Epistemic Integrity: New Framework for Reliable Long-Running AI Agents
Long-running AI agents fail when model and harness layers drift apart — a problem called Interface Volatility.
A new research paper from Zhihong Shen, published on arXiv in June 2026, identifies a critical failure mode for long-running AI agents that goes beyond simple inference errors or underspecified tools. The paper coins the term 'Interface Volatility' to describe what happens when the model layer (which handles reasoning and beliefs) and the harness layer (which manages tools and state) evolve independently, causing semantic mismatches in belief, capability, and goal commitments. The author argues that existing flat action loops cannot guarantee reliability over extended sessions, and that this problem will only intensify as agents operate for hours, days, or weeks without human intervention.
To address this, Shen proposes that Agent Epistemic Integrity (AEI) must be treated as a first-class architectural constraint. The key insight is that the model-harness interface must be governed by an explicit contract organized into four hierarchical levels: goal validity (ensuring the agent's objectives remain coherent), action-archetype sequencing (defining permissible sequences of high-level actions), tool-instance selection (specifying which tools and instances are appropriate for each archetype), and invocation-level failure discrimination (distinguishing between recoverable and terminal errors). This hierarchy provides a structured output specification that the model must return, allowing the harness to verify integrity across sessions and independent upgrades. The paper reframes long-running agent design away from flat action loops and toward contract-preserving control over persistent state, with evaluation and training deriving from the contract itself rather than ad-hoc metrics.

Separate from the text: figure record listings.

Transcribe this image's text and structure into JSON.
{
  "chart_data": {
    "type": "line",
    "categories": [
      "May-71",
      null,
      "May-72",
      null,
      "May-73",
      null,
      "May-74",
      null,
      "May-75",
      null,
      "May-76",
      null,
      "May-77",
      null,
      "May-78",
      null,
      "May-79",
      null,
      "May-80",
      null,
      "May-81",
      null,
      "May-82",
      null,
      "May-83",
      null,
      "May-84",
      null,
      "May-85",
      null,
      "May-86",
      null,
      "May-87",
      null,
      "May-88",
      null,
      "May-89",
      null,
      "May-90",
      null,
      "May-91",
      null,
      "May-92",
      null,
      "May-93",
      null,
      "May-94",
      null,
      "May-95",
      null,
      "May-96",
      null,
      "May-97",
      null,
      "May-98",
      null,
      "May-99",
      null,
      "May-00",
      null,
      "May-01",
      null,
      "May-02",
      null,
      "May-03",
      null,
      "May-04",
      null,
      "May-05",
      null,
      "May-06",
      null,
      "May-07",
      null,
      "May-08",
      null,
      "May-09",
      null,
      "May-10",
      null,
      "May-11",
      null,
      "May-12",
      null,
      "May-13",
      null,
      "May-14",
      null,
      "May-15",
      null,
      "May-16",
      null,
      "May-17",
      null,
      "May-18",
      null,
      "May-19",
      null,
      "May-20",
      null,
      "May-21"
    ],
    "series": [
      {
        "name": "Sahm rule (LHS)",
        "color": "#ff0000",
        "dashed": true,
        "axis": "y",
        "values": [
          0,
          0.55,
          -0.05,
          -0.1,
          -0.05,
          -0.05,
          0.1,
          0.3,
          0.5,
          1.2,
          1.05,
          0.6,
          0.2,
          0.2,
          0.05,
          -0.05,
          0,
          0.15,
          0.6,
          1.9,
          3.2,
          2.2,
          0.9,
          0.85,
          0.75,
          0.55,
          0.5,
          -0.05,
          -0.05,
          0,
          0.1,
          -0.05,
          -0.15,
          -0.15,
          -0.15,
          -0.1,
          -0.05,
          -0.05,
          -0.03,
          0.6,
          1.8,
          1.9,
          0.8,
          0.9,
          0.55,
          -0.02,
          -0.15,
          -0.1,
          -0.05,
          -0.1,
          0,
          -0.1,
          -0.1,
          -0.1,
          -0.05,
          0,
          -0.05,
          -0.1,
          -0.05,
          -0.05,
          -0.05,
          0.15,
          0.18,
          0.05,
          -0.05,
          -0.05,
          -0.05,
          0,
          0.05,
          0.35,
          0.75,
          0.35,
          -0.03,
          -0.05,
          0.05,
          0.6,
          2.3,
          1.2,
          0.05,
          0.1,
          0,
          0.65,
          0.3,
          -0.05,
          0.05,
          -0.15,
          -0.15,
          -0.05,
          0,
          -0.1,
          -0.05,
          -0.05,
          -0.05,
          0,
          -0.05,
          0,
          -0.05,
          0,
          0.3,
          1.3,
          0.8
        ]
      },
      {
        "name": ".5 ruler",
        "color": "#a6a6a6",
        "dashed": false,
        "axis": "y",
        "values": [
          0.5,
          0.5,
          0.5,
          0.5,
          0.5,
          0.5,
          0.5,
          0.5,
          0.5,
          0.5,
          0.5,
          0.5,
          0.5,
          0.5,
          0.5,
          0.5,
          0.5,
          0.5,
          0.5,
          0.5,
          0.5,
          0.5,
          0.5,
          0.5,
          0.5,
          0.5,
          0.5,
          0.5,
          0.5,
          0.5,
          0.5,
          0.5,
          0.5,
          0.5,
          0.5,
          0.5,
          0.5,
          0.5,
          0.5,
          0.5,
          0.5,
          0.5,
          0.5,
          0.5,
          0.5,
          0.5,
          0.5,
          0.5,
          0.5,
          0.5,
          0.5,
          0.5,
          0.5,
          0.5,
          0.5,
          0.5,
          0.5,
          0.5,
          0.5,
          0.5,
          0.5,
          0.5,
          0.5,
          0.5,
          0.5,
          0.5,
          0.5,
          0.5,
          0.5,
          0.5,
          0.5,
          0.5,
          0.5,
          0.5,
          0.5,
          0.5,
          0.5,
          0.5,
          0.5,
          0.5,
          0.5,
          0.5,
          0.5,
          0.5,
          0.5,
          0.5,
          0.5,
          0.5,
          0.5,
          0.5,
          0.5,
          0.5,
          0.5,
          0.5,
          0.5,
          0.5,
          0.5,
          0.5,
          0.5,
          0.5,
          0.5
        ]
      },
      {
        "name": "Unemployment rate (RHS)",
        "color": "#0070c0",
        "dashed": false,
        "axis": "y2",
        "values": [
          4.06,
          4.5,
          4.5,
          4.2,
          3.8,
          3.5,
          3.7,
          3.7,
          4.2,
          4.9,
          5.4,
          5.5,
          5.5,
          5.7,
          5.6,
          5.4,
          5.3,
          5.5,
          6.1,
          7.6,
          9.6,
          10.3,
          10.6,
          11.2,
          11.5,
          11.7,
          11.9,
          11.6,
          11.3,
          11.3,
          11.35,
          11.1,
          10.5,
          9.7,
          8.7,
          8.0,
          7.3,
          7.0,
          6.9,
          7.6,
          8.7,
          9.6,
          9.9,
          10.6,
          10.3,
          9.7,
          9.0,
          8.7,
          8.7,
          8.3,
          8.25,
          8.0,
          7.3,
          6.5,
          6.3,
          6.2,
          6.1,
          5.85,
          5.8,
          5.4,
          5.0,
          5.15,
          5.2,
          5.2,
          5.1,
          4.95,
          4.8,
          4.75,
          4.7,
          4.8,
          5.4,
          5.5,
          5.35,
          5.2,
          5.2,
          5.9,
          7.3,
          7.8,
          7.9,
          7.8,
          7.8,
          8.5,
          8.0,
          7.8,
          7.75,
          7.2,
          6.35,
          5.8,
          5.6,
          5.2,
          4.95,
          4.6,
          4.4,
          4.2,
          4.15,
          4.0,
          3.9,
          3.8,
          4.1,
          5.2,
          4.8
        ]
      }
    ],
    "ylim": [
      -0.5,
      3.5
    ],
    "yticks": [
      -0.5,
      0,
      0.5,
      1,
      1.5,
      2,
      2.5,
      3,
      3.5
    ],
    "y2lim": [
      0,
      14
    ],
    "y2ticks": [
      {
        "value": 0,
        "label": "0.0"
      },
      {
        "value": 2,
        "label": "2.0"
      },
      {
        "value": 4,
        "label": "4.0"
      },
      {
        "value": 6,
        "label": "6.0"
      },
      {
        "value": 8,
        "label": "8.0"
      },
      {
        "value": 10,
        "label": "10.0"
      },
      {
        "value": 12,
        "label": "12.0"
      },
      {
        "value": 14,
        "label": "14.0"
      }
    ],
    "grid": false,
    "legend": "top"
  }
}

- Interface Volatility: Long-running agents fail when model and harness layers independently evolve, causing semantic drift in beliefs, tools, and goals.
- Four-Level Contract: The proposed hierarchy covers goal validity, action-archetype sequencing, tool-instance selection, and invocation-level failure discrimination.
- Reframed Evaluation: Testing should verify that belief, tool, and goal commitments hold across session boundaries and independent layer upgrades.
Why It Matters
As AI agents run for days or weeks, ensuring their reasoning remains consistent is critical for production reliability.